一人で駅まできた人が、駅の中では赤ん坊のように扱われてしまうのは不思議な話だ。『バリア・フル・ニッポン』(現代書館)の著者・川内美彦(かわうち・よしひこ)さんが、ある記事の中でこう書いている。
「ふだん私は、一人で行動している。駅に行くには私自身が行く手段や道順を考えて、一番都合のいい方法を選んでいる。しかし、駅に着くやいなや私は何もしなくてよくなる。正確にいうと、何もできなくなる。なぜ私は無力になるのか。私はそれほど無力なのか」
近所に、大型のディスカウントストアーが2軒ある。一つは家から5分ほどのところに、もう一つは15分ほどのところにある。二つの店舗は規模も品ぞろえもほぼ同じ。でも、よく利用するのは家から離れている方だ。実は、二つの店は駐車場に決定的な違いがある。近くの店は立体駐車場を、離れている方は青空駐車場を備えている。
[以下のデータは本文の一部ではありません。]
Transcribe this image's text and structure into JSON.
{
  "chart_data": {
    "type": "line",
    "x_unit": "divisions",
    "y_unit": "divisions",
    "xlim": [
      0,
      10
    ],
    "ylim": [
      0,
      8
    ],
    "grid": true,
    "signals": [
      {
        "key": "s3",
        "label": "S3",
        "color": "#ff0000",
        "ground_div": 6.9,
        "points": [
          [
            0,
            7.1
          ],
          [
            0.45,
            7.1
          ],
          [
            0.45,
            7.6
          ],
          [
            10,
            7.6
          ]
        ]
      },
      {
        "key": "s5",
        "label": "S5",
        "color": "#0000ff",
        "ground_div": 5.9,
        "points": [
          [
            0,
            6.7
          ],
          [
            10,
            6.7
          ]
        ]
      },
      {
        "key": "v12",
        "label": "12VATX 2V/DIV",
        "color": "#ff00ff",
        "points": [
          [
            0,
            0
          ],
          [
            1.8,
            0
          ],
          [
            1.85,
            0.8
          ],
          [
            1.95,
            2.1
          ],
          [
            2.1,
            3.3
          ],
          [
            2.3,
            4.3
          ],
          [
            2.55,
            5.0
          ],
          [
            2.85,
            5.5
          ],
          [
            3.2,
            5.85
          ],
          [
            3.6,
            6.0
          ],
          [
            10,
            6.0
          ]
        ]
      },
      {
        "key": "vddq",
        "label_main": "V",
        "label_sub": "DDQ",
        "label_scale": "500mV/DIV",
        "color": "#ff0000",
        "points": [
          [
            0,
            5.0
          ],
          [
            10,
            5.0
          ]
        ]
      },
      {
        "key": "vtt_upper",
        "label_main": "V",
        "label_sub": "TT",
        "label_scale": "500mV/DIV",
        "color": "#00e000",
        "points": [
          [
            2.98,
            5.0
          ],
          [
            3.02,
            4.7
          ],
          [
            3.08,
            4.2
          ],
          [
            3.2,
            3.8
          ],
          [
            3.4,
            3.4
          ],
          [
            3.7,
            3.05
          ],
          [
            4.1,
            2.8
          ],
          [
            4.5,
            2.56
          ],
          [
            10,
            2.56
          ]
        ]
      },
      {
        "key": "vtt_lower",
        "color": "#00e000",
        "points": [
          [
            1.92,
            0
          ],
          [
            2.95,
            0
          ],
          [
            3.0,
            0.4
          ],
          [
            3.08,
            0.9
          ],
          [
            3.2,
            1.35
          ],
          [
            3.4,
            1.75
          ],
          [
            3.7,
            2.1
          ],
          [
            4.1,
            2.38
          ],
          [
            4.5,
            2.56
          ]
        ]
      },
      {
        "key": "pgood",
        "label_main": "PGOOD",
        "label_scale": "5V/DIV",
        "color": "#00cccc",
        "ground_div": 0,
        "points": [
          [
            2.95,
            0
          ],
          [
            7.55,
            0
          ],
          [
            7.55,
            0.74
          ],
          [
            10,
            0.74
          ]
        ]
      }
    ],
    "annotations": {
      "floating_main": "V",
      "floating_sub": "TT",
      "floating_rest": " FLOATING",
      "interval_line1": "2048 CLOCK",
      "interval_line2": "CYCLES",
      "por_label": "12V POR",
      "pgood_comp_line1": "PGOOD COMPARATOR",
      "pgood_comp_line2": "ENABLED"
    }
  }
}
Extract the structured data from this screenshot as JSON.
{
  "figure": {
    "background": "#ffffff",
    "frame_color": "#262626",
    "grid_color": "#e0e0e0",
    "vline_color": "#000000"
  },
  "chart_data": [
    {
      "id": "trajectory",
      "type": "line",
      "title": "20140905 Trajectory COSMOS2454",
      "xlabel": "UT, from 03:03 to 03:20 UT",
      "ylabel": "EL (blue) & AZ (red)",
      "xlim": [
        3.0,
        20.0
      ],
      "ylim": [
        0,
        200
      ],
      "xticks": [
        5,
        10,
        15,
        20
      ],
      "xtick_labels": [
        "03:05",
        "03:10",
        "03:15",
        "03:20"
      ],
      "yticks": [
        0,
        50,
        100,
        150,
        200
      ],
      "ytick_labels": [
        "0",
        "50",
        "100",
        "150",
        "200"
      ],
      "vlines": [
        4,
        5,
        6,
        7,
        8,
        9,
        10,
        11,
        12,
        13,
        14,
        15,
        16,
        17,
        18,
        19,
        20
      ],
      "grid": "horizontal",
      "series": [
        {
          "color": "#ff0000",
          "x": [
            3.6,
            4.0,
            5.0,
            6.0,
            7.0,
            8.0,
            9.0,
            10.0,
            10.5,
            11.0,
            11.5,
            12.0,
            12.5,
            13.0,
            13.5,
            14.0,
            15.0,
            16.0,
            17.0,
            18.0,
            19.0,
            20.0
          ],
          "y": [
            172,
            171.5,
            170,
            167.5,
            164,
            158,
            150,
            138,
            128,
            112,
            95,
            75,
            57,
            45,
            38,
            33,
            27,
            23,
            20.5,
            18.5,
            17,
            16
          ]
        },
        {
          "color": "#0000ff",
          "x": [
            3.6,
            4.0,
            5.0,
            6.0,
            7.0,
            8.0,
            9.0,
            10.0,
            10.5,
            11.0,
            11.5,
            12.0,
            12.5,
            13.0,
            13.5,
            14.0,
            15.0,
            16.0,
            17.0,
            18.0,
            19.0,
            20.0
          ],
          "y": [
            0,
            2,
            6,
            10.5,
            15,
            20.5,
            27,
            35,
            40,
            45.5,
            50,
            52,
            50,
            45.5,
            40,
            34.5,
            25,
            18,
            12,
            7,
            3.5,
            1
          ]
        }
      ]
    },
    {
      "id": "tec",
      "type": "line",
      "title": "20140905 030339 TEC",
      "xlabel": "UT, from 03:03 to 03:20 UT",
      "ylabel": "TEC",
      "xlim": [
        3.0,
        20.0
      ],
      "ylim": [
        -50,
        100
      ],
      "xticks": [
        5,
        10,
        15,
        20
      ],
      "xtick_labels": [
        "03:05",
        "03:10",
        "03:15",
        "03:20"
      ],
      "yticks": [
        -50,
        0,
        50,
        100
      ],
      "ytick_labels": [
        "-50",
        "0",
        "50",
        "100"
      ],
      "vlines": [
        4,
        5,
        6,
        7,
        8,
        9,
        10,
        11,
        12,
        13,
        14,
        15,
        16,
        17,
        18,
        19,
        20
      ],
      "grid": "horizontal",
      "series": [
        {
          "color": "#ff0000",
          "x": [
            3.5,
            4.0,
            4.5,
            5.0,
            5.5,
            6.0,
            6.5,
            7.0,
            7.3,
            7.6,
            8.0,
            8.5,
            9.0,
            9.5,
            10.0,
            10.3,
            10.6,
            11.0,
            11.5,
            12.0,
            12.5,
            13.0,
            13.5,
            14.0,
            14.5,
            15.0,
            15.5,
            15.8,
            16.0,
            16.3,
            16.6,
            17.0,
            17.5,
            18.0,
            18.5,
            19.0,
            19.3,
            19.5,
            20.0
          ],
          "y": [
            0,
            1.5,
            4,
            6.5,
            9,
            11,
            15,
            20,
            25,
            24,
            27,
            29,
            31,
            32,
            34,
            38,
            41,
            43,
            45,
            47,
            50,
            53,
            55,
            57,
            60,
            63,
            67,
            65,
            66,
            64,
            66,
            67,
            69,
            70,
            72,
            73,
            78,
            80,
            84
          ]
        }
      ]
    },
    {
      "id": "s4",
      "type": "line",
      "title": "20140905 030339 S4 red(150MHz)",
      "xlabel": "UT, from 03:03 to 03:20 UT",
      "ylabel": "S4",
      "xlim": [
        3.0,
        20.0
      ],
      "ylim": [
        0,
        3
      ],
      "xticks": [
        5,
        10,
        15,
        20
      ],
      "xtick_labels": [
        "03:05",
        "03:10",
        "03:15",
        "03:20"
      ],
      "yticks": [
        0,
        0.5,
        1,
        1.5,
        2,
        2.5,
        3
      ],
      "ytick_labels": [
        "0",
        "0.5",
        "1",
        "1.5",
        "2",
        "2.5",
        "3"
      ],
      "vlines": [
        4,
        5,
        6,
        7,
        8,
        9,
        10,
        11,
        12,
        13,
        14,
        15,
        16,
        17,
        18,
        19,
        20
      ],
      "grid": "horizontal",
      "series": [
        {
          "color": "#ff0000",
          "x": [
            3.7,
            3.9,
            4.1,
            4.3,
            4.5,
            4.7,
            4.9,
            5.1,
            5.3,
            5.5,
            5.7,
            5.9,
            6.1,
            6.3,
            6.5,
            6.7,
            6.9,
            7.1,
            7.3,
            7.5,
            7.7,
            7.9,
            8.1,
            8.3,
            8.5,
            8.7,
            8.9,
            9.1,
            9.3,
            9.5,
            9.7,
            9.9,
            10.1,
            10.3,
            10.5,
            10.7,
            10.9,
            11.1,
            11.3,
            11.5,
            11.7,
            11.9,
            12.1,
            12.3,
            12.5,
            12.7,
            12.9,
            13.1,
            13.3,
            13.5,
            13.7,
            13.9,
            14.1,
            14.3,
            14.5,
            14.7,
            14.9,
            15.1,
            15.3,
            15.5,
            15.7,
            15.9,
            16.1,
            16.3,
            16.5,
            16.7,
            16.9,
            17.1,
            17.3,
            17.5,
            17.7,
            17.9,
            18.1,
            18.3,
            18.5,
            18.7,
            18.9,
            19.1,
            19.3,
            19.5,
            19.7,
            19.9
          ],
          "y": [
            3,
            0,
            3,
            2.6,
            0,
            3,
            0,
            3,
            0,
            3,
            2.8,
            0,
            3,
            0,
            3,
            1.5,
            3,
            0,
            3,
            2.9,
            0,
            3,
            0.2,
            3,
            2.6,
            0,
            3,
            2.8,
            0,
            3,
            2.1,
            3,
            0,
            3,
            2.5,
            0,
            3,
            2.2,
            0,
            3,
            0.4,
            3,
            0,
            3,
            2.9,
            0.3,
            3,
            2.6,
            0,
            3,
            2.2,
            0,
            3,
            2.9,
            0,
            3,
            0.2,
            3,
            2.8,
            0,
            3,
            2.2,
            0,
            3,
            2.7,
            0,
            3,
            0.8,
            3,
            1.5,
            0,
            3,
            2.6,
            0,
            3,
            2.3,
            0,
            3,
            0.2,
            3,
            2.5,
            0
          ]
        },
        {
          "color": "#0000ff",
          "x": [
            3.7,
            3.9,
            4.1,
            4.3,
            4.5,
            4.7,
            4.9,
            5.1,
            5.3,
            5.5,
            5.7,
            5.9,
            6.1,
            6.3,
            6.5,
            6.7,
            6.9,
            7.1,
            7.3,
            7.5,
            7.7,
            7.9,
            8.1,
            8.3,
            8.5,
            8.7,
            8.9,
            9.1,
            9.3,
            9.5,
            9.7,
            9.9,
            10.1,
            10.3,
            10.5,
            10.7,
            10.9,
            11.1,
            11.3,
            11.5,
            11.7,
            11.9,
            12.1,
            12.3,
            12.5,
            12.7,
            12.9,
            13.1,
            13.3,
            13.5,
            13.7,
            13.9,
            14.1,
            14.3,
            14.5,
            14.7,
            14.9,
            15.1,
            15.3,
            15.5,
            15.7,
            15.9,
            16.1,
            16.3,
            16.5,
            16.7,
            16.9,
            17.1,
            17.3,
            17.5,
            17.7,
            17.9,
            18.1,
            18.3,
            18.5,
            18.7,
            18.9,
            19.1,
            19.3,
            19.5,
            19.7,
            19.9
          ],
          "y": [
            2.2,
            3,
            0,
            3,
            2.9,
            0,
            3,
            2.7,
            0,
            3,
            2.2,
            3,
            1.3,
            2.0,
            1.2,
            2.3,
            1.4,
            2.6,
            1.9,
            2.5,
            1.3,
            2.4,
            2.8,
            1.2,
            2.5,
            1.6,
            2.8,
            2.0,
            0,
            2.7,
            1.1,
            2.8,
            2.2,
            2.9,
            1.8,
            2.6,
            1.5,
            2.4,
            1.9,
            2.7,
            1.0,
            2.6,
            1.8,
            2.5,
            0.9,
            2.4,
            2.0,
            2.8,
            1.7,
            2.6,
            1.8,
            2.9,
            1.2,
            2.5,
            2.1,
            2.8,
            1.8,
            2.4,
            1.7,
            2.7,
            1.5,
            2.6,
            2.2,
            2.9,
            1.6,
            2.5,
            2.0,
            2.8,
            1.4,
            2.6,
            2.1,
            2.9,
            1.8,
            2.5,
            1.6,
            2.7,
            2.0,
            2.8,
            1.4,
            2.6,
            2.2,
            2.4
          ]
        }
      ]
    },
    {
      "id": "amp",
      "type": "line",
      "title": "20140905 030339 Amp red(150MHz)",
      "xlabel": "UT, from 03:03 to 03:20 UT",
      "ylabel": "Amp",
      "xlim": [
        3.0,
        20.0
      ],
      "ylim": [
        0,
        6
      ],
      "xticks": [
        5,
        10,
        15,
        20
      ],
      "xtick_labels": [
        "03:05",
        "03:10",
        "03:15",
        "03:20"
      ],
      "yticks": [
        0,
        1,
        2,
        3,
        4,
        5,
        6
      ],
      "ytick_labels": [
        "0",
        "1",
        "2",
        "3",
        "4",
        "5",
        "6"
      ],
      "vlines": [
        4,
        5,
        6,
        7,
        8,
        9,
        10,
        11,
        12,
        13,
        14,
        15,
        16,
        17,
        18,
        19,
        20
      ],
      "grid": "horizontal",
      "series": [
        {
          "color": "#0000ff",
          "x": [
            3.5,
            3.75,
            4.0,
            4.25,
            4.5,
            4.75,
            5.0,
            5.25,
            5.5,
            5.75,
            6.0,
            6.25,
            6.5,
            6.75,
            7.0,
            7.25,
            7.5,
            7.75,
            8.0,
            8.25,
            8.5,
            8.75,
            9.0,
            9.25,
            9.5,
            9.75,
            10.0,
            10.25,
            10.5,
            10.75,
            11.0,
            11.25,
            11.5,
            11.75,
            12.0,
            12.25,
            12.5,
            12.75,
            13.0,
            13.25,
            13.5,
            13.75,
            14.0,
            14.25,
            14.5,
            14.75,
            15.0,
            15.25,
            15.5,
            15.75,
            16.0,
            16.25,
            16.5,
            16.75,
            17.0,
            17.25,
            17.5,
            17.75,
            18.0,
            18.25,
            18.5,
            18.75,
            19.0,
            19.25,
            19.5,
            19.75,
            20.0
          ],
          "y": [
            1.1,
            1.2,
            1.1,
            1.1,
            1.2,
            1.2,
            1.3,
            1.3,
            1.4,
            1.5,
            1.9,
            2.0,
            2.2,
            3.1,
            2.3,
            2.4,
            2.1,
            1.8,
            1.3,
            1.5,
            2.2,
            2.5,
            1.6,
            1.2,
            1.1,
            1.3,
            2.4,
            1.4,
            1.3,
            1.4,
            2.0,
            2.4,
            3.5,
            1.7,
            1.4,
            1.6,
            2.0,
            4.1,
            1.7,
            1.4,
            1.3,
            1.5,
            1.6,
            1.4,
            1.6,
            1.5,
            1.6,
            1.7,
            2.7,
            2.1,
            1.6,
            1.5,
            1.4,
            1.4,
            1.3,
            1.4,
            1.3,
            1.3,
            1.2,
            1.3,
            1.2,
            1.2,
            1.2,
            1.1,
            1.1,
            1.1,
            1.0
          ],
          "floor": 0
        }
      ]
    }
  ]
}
大型のリフトを操作して車を上下に積み重ねて入れる立体駐車場は、係員がいなくては車を停めることができない。しかも、リフトには1台ずつしか載せられないため、わずか2台の順番待ちでも、駐車完了までに10分はかかる。さらに、買い物を終えた後にも同じことが繰り返される。ちょっとしたことではあるけれど、好きなように駐車できる自由さは少しぐらいの距離の差なんて帳消しにしてしまう。
最近は、車いす使用者専用のリフトを階段に設置する駅が増えている。手すりに沿って壁伝いに上ったり下りたりするもので、この機械を設置することはバリアフリーな対応だと思っていた。でも……。
実は、この装置を操作できるのは駅員さんだけで、車いすを使っている人が一人で利用することはできない。結局、人の力を借りなければ階段を上ることができないという点では、これまでと何も変わっていない。
変わったことは、車いすを持ち上げる作業が機械化されたこと。つまり、駅員さんのために設置された機械であることを見落としていた。駐車場が気に入らなければ気に入った駐車場がある店に行けばいいけれど、最寄りの駅はそうはいかないだけに深刻だ。
サポートすることを前提とした物作りや街づくりは「障害者は特別な対応が必要な人」という誤解を生んでしまう欠点がある。
「バリアがあっても、しっかりとサポートをすればいい」という考え方は、人の思いやりや優しさによってバリアを乗り越えようという温かい発想に見えがちだ。そこから生まれる誤解には悪意がなく、しかも無意識なだけに、心により深く、強固に根付いてしまいそうな怖さがある。